Not long ago, the Faculty of Arts welcomed your arrival in the Dean’s Office as a breath of fresh air. Faculty, staff and students who know you personally speak highly of you as a person and as a scholar. Please do not risk the confidence of the Faculty for a process built upon flawed strategic planning and a risky political gamble that the Provost will spare us from future austerity measures merely because we claim to have already cut all we can. This university cannot reach its goal of being a top-20 institution without a vibrant and healthy Arts Faculty.

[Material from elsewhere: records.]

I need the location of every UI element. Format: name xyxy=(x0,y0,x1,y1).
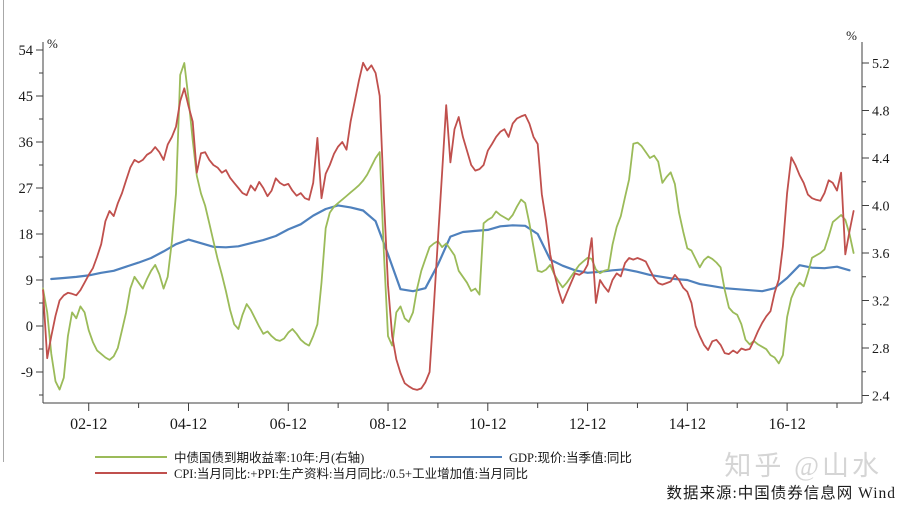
right-tick-label: 5.2 xyxy=(872,57,890,72)
x-tick-label: 08-12 xyxy=(369,416,406,433)
left-tick-label: 27 xyxy=(19,181,34,197)
left-tick-label: -9 xyxy=(21,365,33,381)
right-axis-unit: % xyxy=(846,28,857,43)
left-tick-label: 54 xyxy=(19,43,34,59)
x-tick-label: 10-12 xyxy=(469,416,506,433)
line-chart-svg: 54 45 36 27 18 9 0 -9% 5.2 4.8 4.4 4.0 3.6 3.2 2.8 2.4%… xyxy=(19,28,890,433)
right-tick-label: 4.0 xyxy=(872,200,890,215)
x-tick-label: 16-12 xyxy=(768,416,805,433)
series-line-0 xyxy=(50,204,851,293)
left-axis-unit: % xyxy=(47,36,58,51)
right-tick-label: 2.8 xyxy=(872,342,890,357)
watermark: 知乎 @山水 xyxy=(724,451,882,481)
series-line-2 xyxy=(42,61,855,391)
legend-label-bond-yield: 中债国债到期收益率:10年:月(右轴) xyxy=(174,451,365,465)
right-tick-label: 3.6 xyxy=(872,247,890,262)
x-tick-label: 12-12 xyxy=(569,416,606,433)
right-tick-label: 4.4 xyxy=(872,152,890,167)
legend-swatch-composite xyxy=(95,471,167,474)
legend-item-gdp: GDP:现价:当季值:同比 xyxy=(430,447,632,466)
x-tick-label: 06-12 xyxy=(270,416,307,433)
right-tick-label: 2.4 xyxy=(872,390,890,405)
figure-left-border xyxy=(3,0,4,462)
legend-item-composite: CPI:当月同比:+PPI:生产资料:当月同比:/0.5+工业增加值:当月同比 xyxy=(95,463,528,482)
legend-label-composite: CPI:当月同比:+PPI:生产资料:当月同比:/0.5+工业增加值:当月同比 xyxy=(174,467,529,481)
left-tick-label: 0 xyxy=(26,319,33,335)
series-line-1 xyxy=(42,62,855,391)
left-tick-label: 36 xyxy=(19,135,34,151)
legend-swatch-gdp xyxy=(430,455,502,458)
x-tick-label: 04-12 xyxy=(170,416,207,433)
axes: 54 45 36 27 18 9 0 -9% 5.2 4.8 4.4 4.0 3.6 3.2 2.8 2.4%… xyxy=(19,28,890,433)
legend-label-gdp: GDP:现价:当季值:同比 xyxy=(509,451,632,465)
legend-swatch-bond-yield xyxy=(95,455,167,458)
right-tick-label: 3.2 xyxy=(872,295,890,310)
left-tick-label: 18 xyxy=(19,227,34,243)
data-source-note: 数据来源:中国债券信息网 Wind xyxy=(666,485,896,502)
left-tick-label: 45 xyxy=(19,89,34,105)
right-tick-label: 4.8 xyxy=(872,105,890,120)
x-tick-label: 14-12 xyxy=(669,416,706,433)
x-tick-label: 02-12 xyxy=(70,416,107,433)
left-tick-label: 9 xyxy=(26,273,33,289)
legend-item-bond-yield: 中债国债到期收益率:10年:月(右轴) xyxy=(95,447,364,466)
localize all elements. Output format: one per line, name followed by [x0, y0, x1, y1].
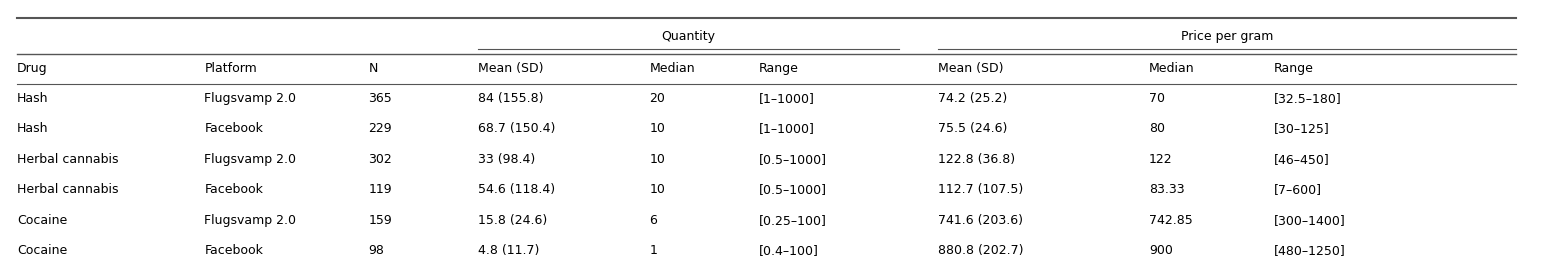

According to one of your favourite quotes, by Northrop Frye, “the fundamental job of the imagination in ordinary life, then, is to produce, out of the society we have to live in, a vision of the society we want to live in.” If the current vision for which you are the “decider” can only imagine a Faculty of Arts without 15 of our friends and colleagues—10% of the hard-working Arts’ community we depend upon every day—we cannot help you realize that vision. In fact, we have an obligation to resist and seek alternatives to that vision. On the other hand, if you can imagine a Faculty of Arts community where staff, students, and faculty work together to resolve difficult challenges and realize a common vision, we will help you make it a reality.